Amnon commits incest and rape. Tamar is devastated (her pleading ignored by her predator, vv.12-15). His wicked heart is shown to be worse still, since he discards the woman he abused as so much rubbish (vv.15-18). Her life is broken.
The first two men whose reactions we encounter seem to have different responses to Tamar. Absalom tries to comfort her, whereas David is furious (vv.20-22). David, however, fails to work out the justice he should as Israel’s King. His silence is the result of his own personal compromise with Bathsheba. Sin robs us of conviction to do the right thing. Absalom plots Amnon’s death, and will do so, even if he waits for two years before he works out his plan.
Vengeance achieved, Absalom flees (v.38). Still, the king’s heart goes after him. The family is, as God promised, living out the bitter fruits of their father’s sin (cf 2 Sam. 12.10). Sexual ruin and bloodshed follow David’s fall in those areas.
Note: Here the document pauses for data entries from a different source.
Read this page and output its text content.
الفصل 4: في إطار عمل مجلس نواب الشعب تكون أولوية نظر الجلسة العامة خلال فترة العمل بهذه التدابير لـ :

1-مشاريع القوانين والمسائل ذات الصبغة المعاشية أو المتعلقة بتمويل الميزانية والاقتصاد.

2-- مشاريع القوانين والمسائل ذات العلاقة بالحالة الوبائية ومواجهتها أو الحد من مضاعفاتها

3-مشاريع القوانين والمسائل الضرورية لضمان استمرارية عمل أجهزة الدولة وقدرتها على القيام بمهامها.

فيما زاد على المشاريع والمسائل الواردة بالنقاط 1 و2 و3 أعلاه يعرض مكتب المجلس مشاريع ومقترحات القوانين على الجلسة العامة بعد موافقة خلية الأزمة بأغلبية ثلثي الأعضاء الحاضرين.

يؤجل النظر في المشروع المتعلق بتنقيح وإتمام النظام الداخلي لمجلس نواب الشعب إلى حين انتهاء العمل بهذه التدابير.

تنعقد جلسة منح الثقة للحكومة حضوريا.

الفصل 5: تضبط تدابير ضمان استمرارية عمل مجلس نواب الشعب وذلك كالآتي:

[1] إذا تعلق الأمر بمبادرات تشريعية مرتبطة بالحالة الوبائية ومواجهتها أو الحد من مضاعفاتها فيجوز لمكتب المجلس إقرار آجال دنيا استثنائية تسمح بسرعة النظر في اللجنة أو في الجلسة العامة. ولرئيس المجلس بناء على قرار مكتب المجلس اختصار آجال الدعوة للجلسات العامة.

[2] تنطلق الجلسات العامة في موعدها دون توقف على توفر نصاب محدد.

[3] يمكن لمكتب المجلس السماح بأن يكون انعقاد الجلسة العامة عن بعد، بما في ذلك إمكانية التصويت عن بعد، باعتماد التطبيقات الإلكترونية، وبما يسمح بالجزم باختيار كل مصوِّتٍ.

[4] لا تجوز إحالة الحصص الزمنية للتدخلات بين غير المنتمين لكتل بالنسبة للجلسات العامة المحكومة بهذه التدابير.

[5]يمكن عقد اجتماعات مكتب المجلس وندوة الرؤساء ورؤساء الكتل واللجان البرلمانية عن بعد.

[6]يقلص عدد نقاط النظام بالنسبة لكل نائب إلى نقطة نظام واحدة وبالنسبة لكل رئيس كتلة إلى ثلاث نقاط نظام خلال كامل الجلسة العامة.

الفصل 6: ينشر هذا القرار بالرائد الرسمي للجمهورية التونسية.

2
Pity David and his house. Learn from them. Noone can escape sin, not a king, or a prince, and not a poor man, either. We are sinful from our mother’s womb, and we make disastrous choices, and have to live them out (and inflict them on others). You lust, rage, nurse your revenge, and crush others? You need a Saviour. And you have one.
A Prayer to Pray
I hide myself in You, Jesus Christ. You alone can shield me from sin’s destruction, and save me from the judgement my sin deserves. Thankyou that You, though pure, became sin for me. You are my hope alone, and I need no other. Amen.